Sul21: O senhor participou de muitas reuniões do G-20 e de outros encontros de cúpula internacionais. Neste último encontro do G-20, houve um episódio que teve grande repercussão internacional, que foi a prisão de um militar brasileiro que acompanhava a comitiva do presidente Bolsonaro, com 39 kg de cocaína. O general Augusto Heleno, do Gabinete de Segurança Institucional, falou desse episódio como uma falta de sorte. Com a experiência que o senhor tem envolvendo os protocolos de segurança em viagens presidenciais, a ocorrência de algo do tipo pode ser associada à falta de sorte?
Lula: O que é preciso perguntar para o general Heleno, aquele que dá murro na mesa quando se trata de falar do Lula, se foi falta de sorte porque acharam. Se não tivessem achado, não teria sido falta de sorte. Eu não sou mesquinho de querer envolver o presidente da República numa coisa dessas, porque o presidente nem sabe quem viaja no SCAV, o avião reserva. O presidente sabe quem são os ministros que viajam com ele. Mas tem uma coisa que não dá para aceitar. A base aérea onde fica o avião presidencial, seja em Brasília, no aeroporto de Congonhas, em Cumbica ou no Rio de Janeiro, é controlada pelos militares. O coronel Joseli, que hoje é ministro do Superior Tribunal Militar, é quem tomava conta do avião durante os oito anos do meu governo. Ele viajava comandando os pilotos e toda a tripulação. Foi no meu governo e no da Dilma. Na base, tem um coronel que toma conta. O avião normalmente é comandado por militares.
“Como é que esse rapaz conseguiu entrar com uma mala com 39 quilos de cocaína sem que ninguém percebesse?” (Foto: Guilherme Santos/Sul21)

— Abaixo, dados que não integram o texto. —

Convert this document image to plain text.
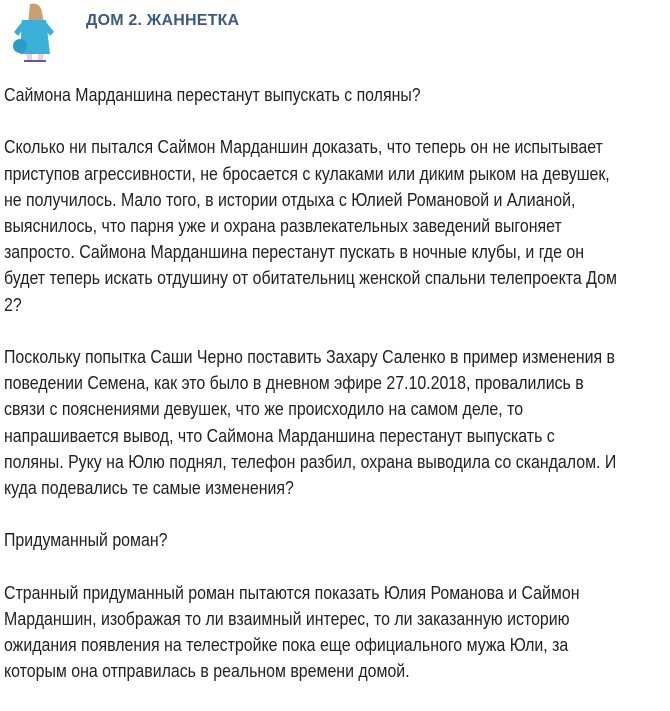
ДОМ 2. ЖАННЕТКА

Саймона Марданшина перестанут выпускать с поляны?

Сколько ни пытался Саймон Марданшин доказать, что теперь он не испытывает
приступов агрессивности, не бросается с кулаками или диким рыком на девушек,
не получилось. Мало того, в истории отдыха с Юлией Романовой и Алианой,
выяснилось, что парня уже и охрана развлекательных заведений выгоняет
запросто. Саймона Марданшина перестанут пускать в ночные клубы, и где он
будет теперь искать отдушину от обитательниц женской спальни телепроекта Дом
2?

Поскольку попытка Саши Черно поставить Захару Саленко в пример изменения в
поведении Семена, как это было в дневном эфире 27.10.2018, провалились в
связи с пояснениями девушек, что же происходило на самом деле, то
напрашивается вывод, что Саймона Марданшина перестанут выпускать с
поляны. Руку на Юлю поднял, телефон разбил, охрана выводила со скандалом. И
куда подевались те самые изменения?

Придуманный роман?

Странный придуманный роман пытаются показать Юлия Романова и Саймон
Марданшин, изображая то ли взаимный интерес, то ли заказанную историю
ожидания появления на телестройке пока еще официального мужа Юли, за
которым она отправилась в реальном времени домой.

Há uma sala de embarque por onde normalmente entra o presidente da República, a sua esposa e o ajudante de ordens. Há outra sala para os ministros e para todas as outras pessoas que acompanham a viagem. Todos eles têm que chegar antes do presidente nesta sala e as malas deles já chegaram três ou quatro horas antes para serem embarcadas. Como é que esse rapaz conseguiu entrar com uma mala com 39 quilos de cocaína sem que ninguém percebesse? Ele chegou por último? Entrou com a mala na mão e colocou lá dentro? Não é possível. A impressão que tenho é que querem jogar toda a culpa no sargento, mas ele não fez isso sozinho. Qual é o esquema que está por trás dele? Quem facilitou? Quem seria o dono e quem seria o receptor? O povo brasileiro precisa de respostas. Há algum tempo atrás, a Polícia Federal pegou um helicóptero com 400 quilos de coca em Minas Gerais e até hoje ninguém sabe quem é o dono da coca.

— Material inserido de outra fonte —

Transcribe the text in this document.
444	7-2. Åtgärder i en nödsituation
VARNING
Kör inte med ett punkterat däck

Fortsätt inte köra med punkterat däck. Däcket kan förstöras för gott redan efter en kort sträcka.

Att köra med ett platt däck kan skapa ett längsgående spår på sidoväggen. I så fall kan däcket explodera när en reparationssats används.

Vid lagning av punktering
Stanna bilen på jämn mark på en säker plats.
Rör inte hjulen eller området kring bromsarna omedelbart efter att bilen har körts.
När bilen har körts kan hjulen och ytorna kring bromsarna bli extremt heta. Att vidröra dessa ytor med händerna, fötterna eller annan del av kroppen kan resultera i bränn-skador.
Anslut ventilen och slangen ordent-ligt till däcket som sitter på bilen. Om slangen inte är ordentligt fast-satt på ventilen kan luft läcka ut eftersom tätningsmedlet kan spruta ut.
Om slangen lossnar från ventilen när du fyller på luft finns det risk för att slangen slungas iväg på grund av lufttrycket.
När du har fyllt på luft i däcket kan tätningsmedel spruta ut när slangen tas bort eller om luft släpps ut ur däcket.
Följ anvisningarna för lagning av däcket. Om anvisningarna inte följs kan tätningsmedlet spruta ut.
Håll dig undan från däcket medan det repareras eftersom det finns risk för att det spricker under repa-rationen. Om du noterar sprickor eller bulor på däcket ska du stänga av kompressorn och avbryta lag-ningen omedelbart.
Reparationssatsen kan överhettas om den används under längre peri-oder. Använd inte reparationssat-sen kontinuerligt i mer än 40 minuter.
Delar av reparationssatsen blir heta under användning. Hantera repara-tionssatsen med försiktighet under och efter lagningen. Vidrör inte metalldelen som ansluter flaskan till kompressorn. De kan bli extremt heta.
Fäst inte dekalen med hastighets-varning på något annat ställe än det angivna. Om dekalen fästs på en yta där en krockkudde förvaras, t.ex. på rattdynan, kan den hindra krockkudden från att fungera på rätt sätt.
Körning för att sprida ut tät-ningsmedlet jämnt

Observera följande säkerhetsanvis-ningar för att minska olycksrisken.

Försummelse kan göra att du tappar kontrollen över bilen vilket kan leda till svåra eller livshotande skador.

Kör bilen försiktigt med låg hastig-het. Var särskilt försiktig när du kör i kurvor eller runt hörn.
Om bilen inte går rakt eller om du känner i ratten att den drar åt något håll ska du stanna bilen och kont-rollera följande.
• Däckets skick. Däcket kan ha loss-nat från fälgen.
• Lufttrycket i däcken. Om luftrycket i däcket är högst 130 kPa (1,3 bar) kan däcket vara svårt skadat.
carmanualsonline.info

Veja que estou sendo muito objetivo. Não acredito que o atual presidente da República soubesse de alguma coisa porque a gente não sabe direito nem quem vai na parte de trás do avião. Tem o chefe do cerimonial que cuida dos civis e tem os militares. Alguém sabe como é que esse cidadão embarcou.  Investigar isso é papel do Moro e da Polícia Federal, não do general Heleno. Mas eles não estão achando nem o Queiroz…O Queiroz enganou o Ministério Público, a Polícia Federal, está desaparecido, ninguém sabe onde está. Esse mesmo ministro, quando juiz teve a pachorra de mandar a Polícia Federal na minha casa pra pegar a minha família inteira, agora não consegue achar o Queiroz? Até agora não sabe também como um vizinho do Bolsonaro tinha 100 rifles em casa. Um contrabandista, ligado às  milícias e ao Queiroz…Ora, meu deus do céu. Até quando vai se mentir para a sociedade?

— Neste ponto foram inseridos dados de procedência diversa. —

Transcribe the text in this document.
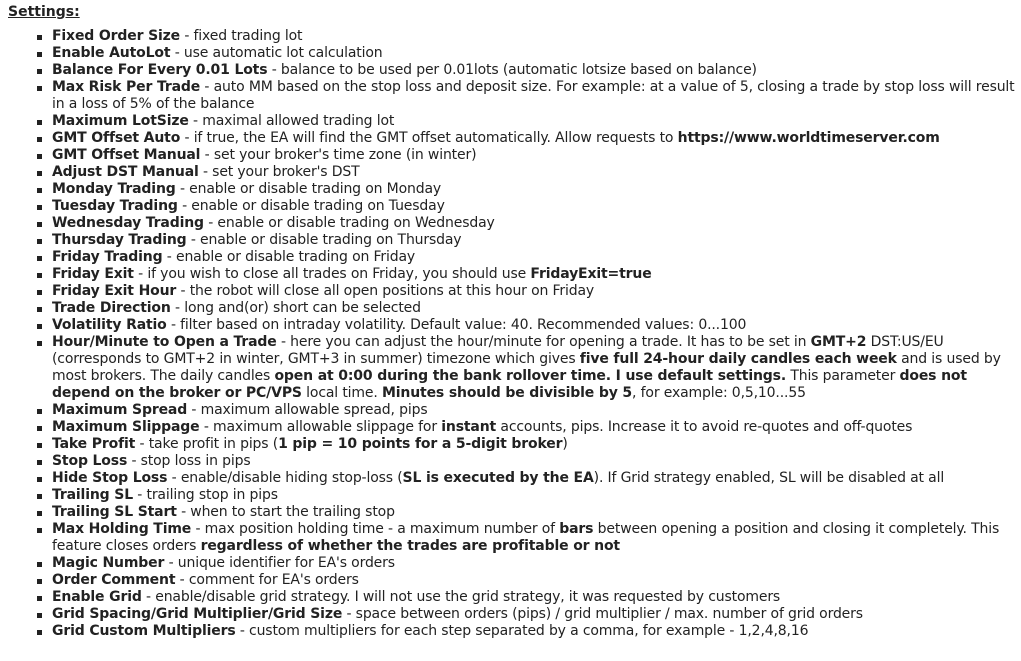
Settings:
Fixed Order Size - fixed trading lot
Enable AutoLot - use automatic lot calculation
Balance For Every 0.01 Lots - balance to be used per 0.01lots (automatic lotsize based on balance)
Max Risk Per Trade - auto MM based on the stop loss and deposit size. For example: at a value of 5, closing a trade by stop loss will result in a loss of 5% of the balance
Maximum LotSize - maximal allowed trading lot
GMT Offset Auto - if true, the EA will find the GMT offset automatically. Allow requests to https://www.worldtimeserver.com
GMT Offset Manual - set your broker's time zone (in winter)
Adjust DST Manual - set your broker's DST
Monday Trading - enable or disable trading on Monday
Tuesday Trading - enable or disable trading on Tuesday
Wednesday Trading - enable or disable trading on Wednesday
Thursday Trading - enable or disable trading on Thursday
Friday Trading - enable or disable trading on Friday
Friday Exit - if you wish to close all trades on Friday, you should use FridayExit=true
Friday Exit Hour - the robot will close all open positions at this hour on Friday
Trade Direction - long and(or) short can be selected
Volatility Ratio - filter based on intraday volatility. Default value: 40. Recommended values: 0...100
Hour/Minute to Open a Trade - here you can adjust the hour/minute for opening a trade. It has to be set in GMT+2 DST:US/EU (corresponds to GMT+2 in winter, GMT+3 in summer) timezone which gives five full 24-hour daily candles each week and is used by most brokers. The daily candles open at 0:00 during the bank rollover time. I use default settings. This parameter does not depend on the broker or PC/VPS local time. Minutes should be divisible by 5, for example: 0,5,10...55
Maximum Spread - maximum allowable spread, pips
Maximum Slippage - maximum allowable slippage for instant accounts, pips. Increase it to avoid re-quotes and off-quotes
Take Profit - take profit in pips (1 pip = 10 points for a 5-digit broker)
Stop Loss - stop loss in pips
Hide Stop Loss - enable/disable hiding stop-loss (SL is executed by the EA). If Grid strategy enabled, SL will be disabled at all
Trailing SL - trailing stop in pips
Trailing SL Start - when to start the trailing stop
Max Holding Time - max position holding time - a maximum number of bars between opening a position and closing it completely. This feature closes orders regardless of whether the trades are profitable or not
Magic Number - unique identifier for EA's orders
Order Comment - comment for EA's orders
Enable Grid - enable/disable grid strategy. I will not use the grid strategy, it was requested by customers
Grid Spacing/Grid Multiplier/Grid Size - space between orders (pips) / grid multiplier / max. number of grid orders
Grid Custom Multipliers - custom multipliers for each step separated by a comma, for example - 1,2,4,8,16
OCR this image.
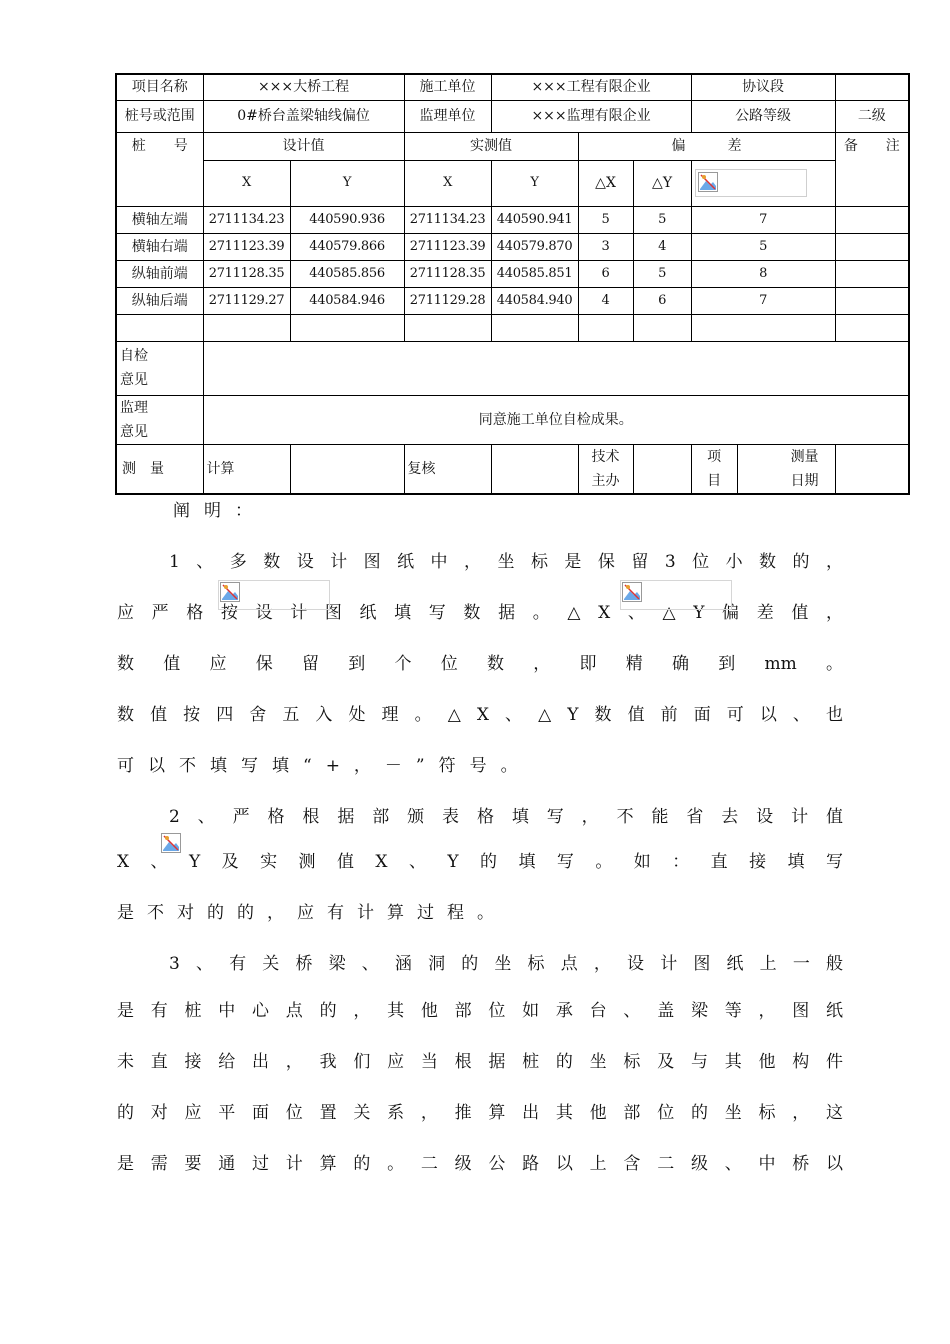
项目名称	×××大桥工程		施工单位	×××工程有限企业			协议段		
桩号或范围	0#桥台盖梁轴线偏位		监理单位	×××监理有限企业			公路等级		二级
桩　　号	设计值		实测值		偏　　　差				备　　注
	X	Y	X	Y	△X	△Y	

横轴左端	2711134.23	440590.936	2711134.23	440590.941	5	5	7		
横轴右端	2711123.39	440579.866	2711123.39	440579.870	3	4	5		
纵轴前端	2711128.35	440585.856	2711128.35	440585.851	6	5	8		
纵轴后端	2711129.27	440584.946	2711129.28	440584.940	4	6	7		

自检意见									
监理意见	同意施工单位自检成果。								
测　量	计算		复核		技术主办		项目	测量日期	
阐明：
1、多数设计图纸中，坐标是保留3位小数的，
应严格按设计图纸填写数据。△X、△Y偏差值，
数值应保留到个位数，即精确到mm。
数值按四舍五入处理。△X、△Y数值前面可以、也
可以不填写填“+，－”符号。
2、严格根据部颁表格填写，不能省去设计值
X、Y及实测值X、Y的填写。如：直接填写
是不对的的，应有计算过程。
3、有关桥梁、涵洞的坐标点，设计图纸上一般
是有桩中心点的，其他部位如承台、盖梁等，图纸
未直接给出，我们应当根据桩的坐标及与其他构件
的对应平面位置关系，推算出其他部位的坐标，这
是需要通过计算的。二级公路以上含二级、中桥以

Acho engraçado que a Rede Globo de televisão finge que não é com ela. Se ela não puder puxar o saco, falar mal ela não fala. O esforço que eles estão fazendo para fingir que não tem nada de errado e para dizer que, quem está acusando o Moro é contra a luta anti-corrupção, é muito grande. O Ali Kamel deve ser um artista para tentar ficar inventando uma proteção descabida para o Moro neste instante. Todo mundo sabe que o Glenn é um jornalista respeitado no mundo inteiro. Agora querem quebrar o sigilo da renda dele, quando o Moro não tem coragem de mostrar o celular dele. Eles tiveram a coragem de pegar um tablet do meu neto de três anos e ficaram um ano com ele aqui na Polícia Federal. E agora o ministro se recusa a entregar o seu telefone para a Polícia Federal? O Dallagnol também não tem coragem de entregar o celular dele? O que eles têm para esconder? A sociedade brasileira precisa começar a acompanhar tudo isso de perto por que a democracia é um valor incomensurável que a gente não pode perder. (...)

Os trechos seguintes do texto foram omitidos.